There has been a lot of talk lately about if the Federal Reserve will continue to raise the Federal Funds Rate, which is used as the base for all short-term interest rates. The Federal Reserve (Fed), raised rates when they met back in December. This was significant because the Federal Funds Rate (FFR) has been at almost zero for nearly a decade.
The FFR was dropped from 5.26% in July of 2007, to .15% in January of 2009. Because the FFR is the base for every other short-term interest rate, this meant that interest rates on car loans, credit cards, student loans, etc. went down. This drop, and the fact that the Fed can drop or raise interest rates on demand, may lead many to ask what purpose these actions may serve. Why would the Fed raise interest rates in the first place and why would they drop them at the beginning of the Great Recession?
First, we need to recognize that the FFR is one of the Fed’s most effective tools for monetary policy. Chiefly, the FFR gives the Fed a way to combat, or increase, inflation. Currently, the Fed has a target inflation of 2%, serving as an incentive to get people to purchase something today instead of tomorrow. For instance, why buy a $1,000 computer today? Well if you know that due to inflation, the price will by $1,002 next year then you will buy it today instead of waiting. The higher the price of a thing the more you save; but nevertheless, a moderate amount of inflation stimulates consumer spending.
Now that we know that a limited amount of inflation is beneficiary to the economy as a whole, we can understand how the Fed uses the FFR to manipulate inflation. Low interest rates, which are produced by a low FFR, incentivize both people and businesses to purchase things. If people begin to purchase more than is in supply, the price of a good goes up, inflation. However, if the Fed raises the FFR this can keep inflation down because people purchase fewer things and borrow less money.

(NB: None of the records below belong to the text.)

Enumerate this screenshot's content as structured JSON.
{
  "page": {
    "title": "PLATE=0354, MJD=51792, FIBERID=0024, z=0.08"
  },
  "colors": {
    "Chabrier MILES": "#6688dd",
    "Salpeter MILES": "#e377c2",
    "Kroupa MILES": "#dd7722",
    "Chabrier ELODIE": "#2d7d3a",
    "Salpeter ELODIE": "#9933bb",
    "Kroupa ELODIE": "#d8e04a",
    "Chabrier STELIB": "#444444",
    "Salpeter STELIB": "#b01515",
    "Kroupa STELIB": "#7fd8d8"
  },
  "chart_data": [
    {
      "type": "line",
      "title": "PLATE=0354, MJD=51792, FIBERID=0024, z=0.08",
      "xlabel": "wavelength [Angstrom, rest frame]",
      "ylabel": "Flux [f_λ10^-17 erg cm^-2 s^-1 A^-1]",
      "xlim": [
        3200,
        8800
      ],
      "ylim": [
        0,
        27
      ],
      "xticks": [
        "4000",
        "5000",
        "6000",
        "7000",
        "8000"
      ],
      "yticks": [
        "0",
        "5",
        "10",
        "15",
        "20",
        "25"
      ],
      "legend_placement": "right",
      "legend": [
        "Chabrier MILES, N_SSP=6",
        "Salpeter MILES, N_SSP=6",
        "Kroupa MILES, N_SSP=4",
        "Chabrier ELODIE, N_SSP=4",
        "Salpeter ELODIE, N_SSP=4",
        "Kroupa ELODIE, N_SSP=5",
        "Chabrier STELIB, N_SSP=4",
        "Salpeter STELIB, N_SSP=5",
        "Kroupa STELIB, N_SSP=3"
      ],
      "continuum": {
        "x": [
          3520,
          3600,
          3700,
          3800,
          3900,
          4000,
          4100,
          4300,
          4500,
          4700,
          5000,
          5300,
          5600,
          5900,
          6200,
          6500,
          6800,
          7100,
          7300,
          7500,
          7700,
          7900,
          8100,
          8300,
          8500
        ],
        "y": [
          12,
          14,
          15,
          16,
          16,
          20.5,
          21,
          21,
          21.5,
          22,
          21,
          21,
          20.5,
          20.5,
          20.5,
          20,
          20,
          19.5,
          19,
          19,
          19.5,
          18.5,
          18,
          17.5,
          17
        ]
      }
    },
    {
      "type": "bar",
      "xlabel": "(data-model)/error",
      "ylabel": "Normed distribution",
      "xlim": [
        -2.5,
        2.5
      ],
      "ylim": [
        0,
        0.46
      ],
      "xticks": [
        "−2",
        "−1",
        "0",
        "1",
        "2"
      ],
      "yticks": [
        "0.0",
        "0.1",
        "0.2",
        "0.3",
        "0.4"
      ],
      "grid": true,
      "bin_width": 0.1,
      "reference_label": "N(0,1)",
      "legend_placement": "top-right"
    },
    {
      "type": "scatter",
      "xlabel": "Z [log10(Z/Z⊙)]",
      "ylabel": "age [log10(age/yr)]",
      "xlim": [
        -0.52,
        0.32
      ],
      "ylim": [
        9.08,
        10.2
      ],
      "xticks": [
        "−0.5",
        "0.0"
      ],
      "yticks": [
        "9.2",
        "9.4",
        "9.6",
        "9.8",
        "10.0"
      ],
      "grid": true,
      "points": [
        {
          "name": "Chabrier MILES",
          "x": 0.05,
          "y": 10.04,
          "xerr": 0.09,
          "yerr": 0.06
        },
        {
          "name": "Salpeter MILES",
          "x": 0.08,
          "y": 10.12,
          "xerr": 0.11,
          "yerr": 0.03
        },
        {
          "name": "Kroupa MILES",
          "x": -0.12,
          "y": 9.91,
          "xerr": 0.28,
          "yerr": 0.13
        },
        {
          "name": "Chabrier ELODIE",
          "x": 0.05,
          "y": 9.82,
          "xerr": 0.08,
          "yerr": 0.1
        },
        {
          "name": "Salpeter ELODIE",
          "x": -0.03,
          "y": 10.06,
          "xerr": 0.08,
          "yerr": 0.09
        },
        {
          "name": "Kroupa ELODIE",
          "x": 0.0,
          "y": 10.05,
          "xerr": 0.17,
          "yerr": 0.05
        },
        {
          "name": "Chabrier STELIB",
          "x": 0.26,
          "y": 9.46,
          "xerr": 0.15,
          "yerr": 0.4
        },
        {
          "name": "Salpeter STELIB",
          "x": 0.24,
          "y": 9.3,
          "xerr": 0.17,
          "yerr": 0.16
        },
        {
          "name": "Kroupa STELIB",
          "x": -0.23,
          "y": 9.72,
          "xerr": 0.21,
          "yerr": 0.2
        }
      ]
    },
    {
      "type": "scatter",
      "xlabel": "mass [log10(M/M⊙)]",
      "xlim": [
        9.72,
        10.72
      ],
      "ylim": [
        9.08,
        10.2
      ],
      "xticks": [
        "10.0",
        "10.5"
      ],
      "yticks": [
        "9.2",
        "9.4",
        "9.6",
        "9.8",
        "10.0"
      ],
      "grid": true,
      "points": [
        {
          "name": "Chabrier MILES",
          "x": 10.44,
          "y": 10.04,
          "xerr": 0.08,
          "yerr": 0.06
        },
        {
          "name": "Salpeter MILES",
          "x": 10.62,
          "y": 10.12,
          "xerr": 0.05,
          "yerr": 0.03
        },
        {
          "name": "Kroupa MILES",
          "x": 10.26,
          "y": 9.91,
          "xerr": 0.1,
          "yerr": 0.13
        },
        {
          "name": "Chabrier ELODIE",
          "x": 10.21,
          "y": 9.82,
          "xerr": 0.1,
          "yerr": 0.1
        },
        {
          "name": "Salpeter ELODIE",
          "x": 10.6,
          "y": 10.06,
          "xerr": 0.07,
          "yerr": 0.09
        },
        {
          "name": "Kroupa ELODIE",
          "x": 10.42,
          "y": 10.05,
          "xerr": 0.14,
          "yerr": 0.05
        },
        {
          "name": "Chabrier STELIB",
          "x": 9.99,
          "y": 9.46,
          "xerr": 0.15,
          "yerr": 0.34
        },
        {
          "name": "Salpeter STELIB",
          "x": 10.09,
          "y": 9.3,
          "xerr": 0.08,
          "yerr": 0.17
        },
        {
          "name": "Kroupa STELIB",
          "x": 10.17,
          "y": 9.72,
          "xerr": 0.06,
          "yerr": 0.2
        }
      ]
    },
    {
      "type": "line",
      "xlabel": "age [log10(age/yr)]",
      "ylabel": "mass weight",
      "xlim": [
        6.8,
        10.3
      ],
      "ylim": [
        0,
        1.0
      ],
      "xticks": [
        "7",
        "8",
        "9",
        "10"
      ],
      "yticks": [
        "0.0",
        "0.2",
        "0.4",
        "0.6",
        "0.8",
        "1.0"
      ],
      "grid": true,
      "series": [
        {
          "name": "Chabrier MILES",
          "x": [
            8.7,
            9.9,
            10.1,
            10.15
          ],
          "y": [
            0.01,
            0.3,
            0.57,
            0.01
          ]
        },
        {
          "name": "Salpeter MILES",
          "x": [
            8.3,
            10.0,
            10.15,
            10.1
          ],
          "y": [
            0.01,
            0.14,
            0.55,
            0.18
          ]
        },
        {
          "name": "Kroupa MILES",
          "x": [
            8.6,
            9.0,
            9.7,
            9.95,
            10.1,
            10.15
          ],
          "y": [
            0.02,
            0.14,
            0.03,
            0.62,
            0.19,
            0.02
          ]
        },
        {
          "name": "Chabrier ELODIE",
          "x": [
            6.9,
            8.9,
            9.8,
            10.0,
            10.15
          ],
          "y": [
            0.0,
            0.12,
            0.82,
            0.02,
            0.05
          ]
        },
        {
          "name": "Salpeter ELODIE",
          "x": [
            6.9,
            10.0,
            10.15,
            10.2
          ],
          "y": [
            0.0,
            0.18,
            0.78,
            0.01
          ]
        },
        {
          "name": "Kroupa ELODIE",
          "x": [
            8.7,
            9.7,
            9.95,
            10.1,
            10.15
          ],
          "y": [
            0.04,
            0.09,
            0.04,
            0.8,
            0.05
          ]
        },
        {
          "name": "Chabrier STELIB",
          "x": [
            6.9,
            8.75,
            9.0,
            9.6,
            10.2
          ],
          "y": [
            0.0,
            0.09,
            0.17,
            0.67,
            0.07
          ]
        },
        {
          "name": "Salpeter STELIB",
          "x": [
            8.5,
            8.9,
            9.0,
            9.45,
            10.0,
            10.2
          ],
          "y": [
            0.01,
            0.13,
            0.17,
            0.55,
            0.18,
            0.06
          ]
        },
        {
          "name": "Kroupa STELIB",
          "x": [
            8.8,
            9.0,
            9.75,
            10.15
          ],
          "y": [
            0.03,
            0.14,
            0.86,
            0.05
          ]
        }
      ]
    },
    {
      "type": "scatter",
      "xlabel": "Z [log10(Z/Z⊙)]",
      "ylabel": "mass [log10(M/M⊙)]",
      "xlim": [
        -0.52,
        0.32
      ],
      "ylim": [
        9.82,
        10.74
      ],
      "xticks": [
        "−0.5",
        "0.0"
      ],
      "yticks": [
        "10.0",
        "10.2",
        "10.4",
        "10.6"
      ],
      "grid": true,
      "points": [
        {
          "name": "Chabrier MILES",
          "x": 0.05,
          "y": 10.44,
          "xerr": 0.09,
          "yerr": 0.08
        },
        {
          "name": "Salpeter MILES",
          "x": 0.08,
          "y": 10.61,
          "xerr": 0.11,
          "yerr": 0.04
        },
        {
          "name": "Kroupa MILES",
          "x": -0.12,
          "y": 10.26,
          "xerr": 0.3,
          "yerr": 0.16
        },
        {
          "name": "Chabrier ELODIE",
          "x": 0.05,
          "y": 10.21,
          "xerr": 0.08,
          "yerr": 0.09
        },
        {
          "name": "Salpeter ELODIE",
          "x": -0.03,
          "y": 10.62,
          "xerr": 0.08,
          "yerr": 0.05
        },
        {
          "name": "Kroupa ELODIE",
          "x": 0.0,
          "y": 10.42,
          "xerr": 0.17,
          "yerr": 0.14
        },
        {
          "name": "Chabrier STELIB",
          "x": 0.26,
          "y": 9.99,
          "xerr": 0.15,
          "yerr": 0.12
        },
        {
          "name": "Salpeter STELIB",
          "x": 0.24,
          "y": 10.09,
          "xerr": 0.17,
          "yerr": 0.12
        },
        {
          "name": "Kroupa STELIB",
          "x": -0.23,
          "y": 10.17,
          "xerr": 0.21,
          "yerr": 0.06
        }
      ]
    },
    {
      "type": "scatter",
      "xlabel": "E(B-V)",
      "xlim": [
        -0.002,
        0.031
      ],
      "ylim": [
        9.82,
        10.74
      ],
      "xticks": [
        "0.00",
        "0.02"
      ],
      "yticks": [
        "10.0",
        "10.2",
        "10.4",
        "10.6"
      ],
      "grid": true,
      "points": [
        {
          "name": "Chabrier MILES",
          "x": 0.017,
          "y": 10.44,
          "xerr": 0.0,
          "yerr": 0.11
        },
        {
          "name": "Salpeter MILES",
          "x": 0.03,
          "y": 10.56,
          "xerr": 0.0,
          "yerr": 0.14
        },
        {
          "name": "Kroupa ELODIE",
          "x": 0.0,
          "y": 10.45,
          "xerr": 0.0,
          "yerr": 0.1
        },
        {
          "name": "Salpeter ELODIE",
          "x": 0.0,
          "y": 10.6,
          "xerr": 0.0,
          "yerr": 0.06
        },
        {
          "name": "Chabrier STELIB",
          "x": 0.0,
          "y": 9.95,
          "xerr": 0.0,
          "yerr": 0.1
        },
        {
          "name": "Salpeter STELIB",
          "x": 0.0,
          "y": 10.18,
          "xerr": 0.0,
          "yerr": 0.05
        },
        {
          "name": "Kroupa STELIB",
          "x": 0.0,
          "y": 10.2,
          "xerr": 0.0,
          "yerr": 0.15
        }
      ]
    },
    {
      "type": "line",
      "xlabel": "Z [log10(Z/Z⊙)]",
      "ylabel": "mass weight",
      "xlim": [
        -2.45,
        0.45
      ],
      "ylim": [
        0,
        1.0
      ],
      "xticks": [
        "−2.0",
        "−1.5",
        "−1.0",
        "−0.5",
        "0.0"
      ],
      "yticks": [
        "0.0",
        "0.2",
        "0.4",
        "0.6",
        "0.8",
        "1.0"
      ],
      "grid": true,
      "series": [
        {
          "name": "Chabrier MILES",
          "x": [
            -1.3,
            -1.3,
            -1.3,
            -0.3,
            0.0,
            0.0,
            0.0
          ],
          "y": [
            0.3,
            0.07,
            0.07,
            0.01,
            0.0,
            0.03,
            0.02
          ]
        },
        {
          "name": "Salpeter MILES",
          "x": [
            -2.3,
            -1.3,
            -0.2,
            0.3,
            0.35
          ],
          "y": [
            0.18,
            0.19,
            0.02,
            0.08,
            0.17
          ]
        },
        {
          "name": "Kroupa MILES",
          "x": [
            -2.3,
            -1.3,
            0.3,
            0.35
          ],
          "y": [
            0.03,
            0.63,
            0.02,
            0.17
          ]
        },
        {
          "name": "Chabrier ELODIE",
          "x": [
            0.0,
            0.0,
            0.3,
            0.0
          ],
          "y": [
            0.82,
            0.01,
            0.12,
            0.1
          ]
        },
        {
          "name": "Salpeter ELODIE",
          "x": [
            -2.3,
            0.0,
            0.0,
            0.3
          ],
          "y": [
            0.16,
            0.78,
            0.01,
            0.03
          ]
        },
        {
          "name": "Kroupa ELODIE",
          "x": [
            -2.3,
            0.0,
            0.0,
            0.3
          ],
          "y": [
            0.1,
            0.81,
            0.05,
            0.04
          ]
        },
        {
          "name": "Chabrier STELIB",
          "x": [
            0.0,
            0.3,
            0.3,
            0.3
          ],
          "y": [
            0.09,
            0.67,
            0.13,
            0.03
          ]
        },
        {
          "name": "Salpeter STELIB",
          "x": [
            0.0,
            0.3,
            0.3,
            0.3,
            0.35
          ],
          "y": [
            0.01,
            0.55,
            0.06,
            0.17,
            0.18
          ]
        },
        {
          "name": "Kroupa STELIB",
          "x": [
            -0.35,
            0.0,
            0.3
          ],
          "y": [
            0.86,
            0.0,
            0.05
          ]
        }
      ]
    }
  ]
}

This also leads into another question; why would the Fed lower interest rates at the beginning of the Great Recession? This is a fairly simple question to answer actually. One of the basic assumptions within Economics is that a decrease in interest rates will lead to an increase in investment spending. An increase in investment spending helps businesses to create jobs and alleviate economic distress. Also, a decrease in interest rates leads to an increase in consumer spending because this would mean that interest rates for cars, homes, etc. are lower. To wrap it all up, the Fed decreased rates in 2009 in order to increase investment and consumer spending, stimulating a troubled economy.

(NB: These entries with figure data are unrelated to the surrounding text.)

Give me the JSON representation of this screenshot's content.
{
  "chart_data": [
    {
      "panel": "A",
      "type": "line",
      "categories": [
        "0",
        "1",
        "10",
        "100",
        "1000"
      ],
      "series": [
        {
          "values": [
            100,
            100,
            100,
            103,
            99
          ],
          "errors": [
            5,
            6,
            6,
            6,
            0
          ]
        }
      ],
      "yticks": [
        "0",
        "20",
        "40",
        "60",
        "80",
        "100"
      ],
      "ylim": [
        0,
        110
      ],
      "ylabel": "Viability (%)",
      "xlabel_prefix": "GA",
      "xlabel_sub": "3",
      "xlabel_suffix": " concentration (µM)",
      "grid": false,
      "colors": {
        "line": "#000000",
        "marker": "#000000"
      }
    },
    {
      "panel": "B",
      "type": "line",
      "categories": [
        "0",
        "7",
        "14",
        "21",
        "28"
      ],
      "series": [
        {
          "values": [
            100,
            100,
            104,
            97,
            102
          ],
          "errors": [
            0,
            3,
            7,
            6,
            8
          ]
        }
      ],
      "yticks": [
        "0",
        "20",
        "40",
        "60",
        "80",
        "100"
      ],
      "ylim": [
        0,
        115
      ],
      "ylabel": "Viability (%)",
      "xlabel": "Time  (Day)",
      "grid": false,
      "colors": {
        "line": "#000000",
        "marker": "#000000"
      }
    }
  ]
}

Now, eight years later we have recovered from the Great Recession and face a different dilemma. In the United States, we average a recession every seven years and lowering interest rates is one major way we battle recessions. Again, we are eight years removed from the Great Recession; however, the current FFR is between .5% and .75%. This is concerning because we are overdue for another recession, and if one were to come soon, we would be without one of our major weapons to fight it.
This is why there has been an overwhelming desire from some for the Fed to increase interest rates aggressively this year. While most aren’t anticipating for a raise in March when the Fed meets, many do believe we will see a raise in the summer. Whatever the outcome of the Federal Reserve meeting in March, we should all hope that the Fed begins to raise the FFR soon.